When the fair had only been underway for an hour, my daughter approached us with her first goldfish win. I will add that last year we took home ELEVEN! She had actually won more than ELEVEN but my enterprising kid took it upon herself to trade some of her goldfish for Cokes, food tickets and even money. Sure it was embarrassing to hear from the other kids’ parents … but, frankly, I was relieved not to have to deal with more fish (than ELEVEN!) and kind of proud of her entrepreneurial spirit.
Anyway, as we were putting our overtired, confetti-haired, glitter-cheeked, junk food-filled little girl to bed last night, we asked her what she wanted to name her fish. And, without hesitation, she answered “Steve.”

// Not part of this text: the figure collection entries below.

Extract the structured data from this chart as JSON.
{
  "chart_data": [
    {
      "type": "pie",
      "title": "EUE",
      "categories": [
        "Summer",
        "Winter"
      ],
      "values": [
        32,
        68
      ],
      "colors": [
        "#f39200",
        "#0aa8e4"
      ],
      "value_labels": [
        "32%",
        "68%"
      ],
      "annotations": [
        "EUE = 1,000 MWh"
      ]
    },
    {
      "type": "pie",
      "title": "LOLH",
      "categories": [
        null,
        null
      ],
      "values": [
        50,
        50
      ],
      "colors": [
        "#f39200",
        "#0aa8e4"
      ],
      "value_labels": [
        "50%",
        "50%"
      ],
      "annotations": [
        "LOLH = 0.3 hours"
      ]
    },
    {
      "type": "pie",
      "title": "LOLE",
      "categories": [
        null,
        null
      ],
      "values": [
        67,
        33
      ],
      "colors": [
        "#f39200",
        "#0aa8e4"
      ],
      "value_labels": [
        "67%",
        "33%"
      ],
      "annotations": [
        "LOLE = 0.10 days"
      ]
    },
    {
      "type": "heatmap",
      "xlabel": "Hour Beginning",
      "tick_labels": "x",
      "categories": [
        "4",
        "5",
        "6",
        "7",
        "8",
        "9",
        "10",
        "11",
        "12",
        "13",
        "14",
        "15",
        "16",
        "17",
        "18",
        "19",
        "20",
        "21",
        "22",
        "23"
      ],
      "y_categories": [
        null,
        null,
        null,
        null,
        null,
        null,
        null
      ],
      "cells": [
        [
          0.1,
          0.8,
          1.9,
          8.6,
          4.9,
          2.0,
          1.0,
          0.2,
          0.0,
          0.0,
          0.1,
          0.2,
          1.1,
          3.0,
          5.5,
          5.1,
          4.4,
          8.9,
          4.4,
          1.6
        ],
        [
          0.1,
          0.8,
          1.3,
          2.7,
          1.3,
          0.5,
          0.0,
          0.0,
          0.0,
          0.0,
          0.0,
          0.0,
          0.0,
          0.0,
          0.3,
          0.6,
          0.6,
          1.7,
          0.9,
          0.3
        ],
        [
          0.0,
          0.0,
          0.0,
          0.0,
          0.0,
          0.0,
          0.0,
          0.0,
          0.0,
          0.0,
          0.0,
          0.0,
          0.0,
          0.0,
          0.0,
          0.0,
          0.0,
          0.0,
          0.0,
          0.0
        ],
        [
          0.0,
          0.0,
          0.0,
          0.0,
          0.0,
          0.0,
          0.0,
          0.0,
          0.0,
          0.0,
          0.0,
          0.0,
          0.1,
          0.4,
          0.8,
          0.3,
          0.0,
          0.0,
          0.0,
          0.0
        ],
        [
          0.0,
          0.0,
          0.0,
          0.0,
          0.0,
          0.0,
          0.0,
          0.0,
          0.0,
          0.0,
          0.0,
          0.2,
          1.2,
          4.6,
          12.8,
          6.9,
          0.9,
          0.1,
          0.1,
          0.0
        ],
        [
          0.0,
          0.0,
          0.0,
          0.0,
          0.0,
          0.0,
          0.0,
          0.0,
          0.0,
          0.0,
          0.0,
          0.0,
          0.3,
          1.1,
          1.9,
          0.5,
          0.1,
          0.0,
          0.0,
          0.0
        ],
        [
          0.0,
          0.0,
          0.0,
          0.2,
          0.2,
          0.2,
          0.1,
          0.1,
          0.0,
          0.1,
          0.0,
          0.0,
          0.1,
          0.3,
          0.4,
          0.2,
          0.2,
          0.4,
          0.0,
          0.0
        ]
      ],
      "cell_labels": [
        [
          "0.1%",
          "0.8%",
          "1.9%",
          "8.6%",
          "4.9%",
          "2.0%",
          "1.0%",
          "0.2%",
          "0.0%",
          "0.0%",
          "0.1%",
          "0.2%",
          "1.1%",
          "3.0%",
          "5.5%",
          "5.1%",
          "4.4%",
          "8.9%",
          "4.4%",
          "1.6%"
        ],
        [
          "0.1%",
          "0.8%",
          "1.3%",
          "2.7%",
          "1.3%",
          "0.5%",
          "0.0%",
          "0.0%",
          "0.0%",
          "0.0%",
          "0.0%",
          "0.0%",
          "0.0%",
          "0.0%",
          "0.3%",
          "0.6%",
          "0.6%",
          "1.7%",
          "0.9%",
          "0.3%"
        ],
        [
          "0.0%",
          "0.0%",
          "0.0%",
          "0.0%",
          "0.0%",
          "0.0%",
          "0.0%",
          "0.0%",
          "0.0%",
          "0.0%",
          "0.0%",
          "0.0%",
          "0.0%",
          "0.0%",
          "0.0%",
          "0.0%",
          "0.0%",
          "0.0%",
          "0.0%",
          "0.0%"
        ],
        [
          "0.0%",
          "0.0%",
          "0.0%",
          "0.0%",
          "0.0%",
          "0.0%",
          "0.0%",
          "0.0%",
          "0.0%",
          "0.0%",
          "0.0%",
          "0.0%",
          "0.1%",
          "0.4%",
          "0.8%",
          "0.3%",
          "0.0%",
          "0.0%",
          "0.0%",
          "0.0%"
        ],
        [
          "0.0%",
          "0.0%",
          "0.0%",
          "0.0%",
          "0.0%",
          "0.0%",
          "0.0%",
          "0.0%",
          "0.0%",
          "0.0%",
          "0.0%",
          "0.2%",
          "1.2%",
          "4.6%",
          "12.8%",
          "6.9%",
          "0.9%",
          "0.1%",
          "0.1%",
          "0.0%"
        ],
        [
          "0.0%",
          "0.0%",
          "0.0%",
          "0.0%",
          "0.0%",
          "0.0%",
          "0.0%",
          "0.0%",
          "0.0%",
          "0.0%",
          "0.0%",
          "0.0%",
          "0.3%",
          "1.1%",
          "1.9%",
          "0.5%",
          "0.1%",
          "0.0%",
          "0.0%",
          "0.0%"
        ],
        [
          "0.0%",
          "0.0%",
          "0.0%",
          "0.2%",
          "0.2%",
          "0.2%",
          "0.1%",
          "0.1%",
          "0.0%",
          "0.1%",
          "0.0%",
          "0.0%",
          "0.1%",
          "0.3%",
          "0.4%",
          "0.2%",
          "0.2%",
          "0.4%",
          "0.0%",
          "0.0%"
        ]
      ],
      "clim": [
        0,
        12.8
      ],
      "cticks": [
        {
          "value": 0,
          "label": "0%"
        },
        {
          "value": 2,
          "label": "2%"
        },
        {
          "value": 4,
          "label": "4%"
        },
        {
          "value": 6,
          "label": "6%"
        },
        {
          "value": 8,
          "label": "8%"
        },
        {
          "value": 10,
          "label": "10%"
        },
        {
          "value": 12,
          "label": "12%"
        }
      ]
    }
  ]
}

Expecting Goldie, Swimmy, Finn or one of the other tired standbys, we just about fell over laughing at our daughter’s wit. Of course, we had both had a few by then.
Wow, would you look at the time?!!? I have to run. I’m expected in the Rock Band booth shortly. If I don’t go in knowing every word to ‘Don’t Stop Believin’ and ‘Eye of the Tiger,’ I will soon.
Have a great weekend.
Introducing Steve … and his old pal, Patrick.